Correcting an inefficient paradigm can sometimes result in significant innovation. There is an opportunity to create such innovation within the world of Intellectual Property (“IP”) by changing the method by which patented products are “marked.” Traditionally considered to be an issue associated primarily with the quantification of damages in patent enforcement litigations, modifying the patent statute to allow for patent marking via the Web could potentially result in a significant, long-lasting, positive change within the world of IP that extends far beyond the quantification of patent damages.

What Is Patent Marking?

The current U.S. patent marking and notice statute, 35 U.S.C. '287(a), states that a patent holder can mark a patented product with the word “patent” (or the abbreviation “pat.”) together with the relevant patent number(s). The reason for such patent marking is to provide “notice” to potential infringers that the product is covered by the specific patents listed. Further, because a potential infringer cannot be found liable for damages until proper notice of the infringement has been given, should a patent owner not mark its patented product, it can only recover damages for any infringement that takes place after the patent owner has given actual notice to the infringer. In the absence of a physical marking, notice is typically given by sending a letter or filing a lawsuit.
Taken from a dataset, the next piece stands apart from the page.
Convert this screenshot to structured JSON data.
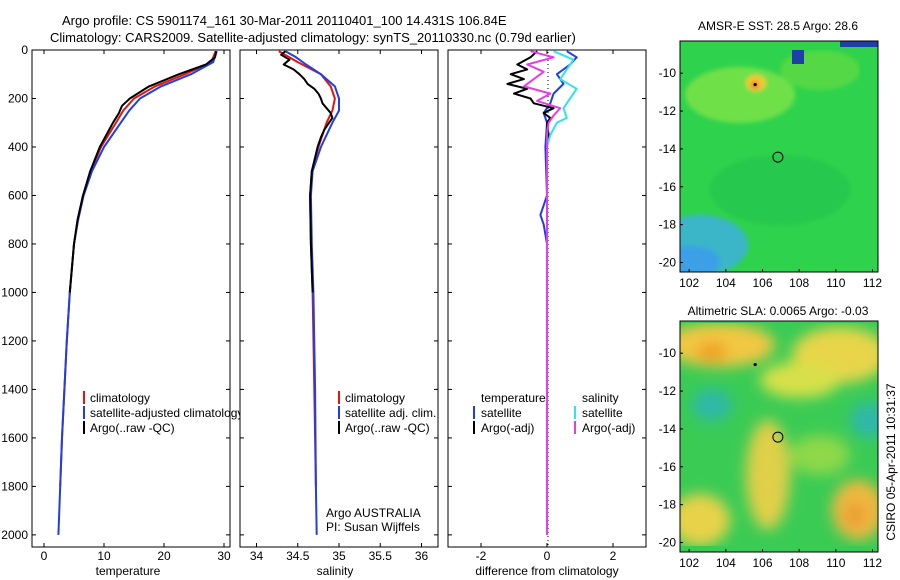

Therefore, to the extent the alleged infringer makes, uses, sells, or offers infringing product(s) before the patent owner physically marks its product, sends a letter, or files a lawsuit, the infringer cannot be found liable for damages for any infringing products prior to it receiving proper notice. This marking requirement can result in a significant reduction in the amount of monetary relief that the plaintiff is allowed to collect and often plays a significant role in the settlement of patent enforcement litigations.